The second showcase we were shown was the use of sensors inside cars to use computer vision and help map in real time parking lot availabilities for other drivers and also changes in the street signage and roadworks. We were shown the driver’s view as well as the ‘camera’s view’.
I’ve always been interested in construction sites as having an impact on roads, especially as a pedestrian who thankfully doesn’t have a disability. But if you’re in a wheelchair or blind and a road is suddenly obstructed overnight by new scaffolding how are you supposed to know unless the structure itself speaks to the ‘city’ and maps services like Here. Could a set of GPS units be helpful, when placed at the extremities of building scaffolding, in helping plan the anticipated change in travel for all citizens?

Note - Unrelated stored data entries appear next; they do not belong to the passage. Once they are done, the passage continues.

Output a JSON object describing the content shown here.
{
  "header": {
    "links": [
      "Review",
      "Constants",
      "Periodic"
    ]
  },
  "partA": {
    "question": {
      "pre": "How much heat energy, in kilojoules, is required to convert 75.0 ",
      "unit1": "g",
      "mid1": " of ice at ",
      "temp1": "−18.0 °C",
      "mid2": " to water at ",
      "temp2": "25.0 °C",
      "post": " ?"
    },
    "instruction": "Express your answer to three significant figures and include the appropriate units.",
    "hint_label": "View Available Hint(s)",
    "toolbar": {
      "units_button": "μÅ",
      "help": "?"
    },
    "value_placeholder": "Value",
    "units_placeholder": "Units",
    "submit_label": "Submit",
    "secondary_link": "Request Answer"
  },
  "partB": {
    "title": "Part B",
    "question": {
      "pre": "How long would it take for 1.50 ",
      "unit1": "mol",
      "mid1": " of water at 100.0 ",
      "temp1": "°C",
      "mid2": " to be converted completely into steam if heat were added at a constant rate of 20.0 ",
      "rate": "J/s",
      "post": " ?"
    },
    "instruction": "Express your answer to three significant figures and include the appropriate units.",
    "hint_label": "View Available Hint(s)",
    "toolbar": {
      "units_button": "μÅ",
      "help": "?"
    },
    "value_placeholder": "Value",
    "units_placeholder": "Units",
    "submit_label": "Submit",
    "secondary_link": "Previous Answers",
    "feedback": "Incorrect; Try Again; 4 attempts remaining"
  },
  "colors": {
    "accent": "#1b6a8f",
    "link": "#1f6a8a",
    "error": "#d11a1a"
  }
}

Lastly we were shown some Augmented Reality display which made me slightly queasy so I preferred meandering to the rest of the booth and looking at their future indoor mapping applications. I’m very interested in the edges of automation in a connected workplace so it was interesting to see that’s something Here are looking at.
There’s a lot there, so it’s worth rummaging around their site and having a look. They’ve got lots of offices around the world too and with the developer tools they’ve built and upcoming features, I’m sure they’ll want to talk to people from the London IOT Community. I’ll see how we can get them to come over and maybe run a workshop!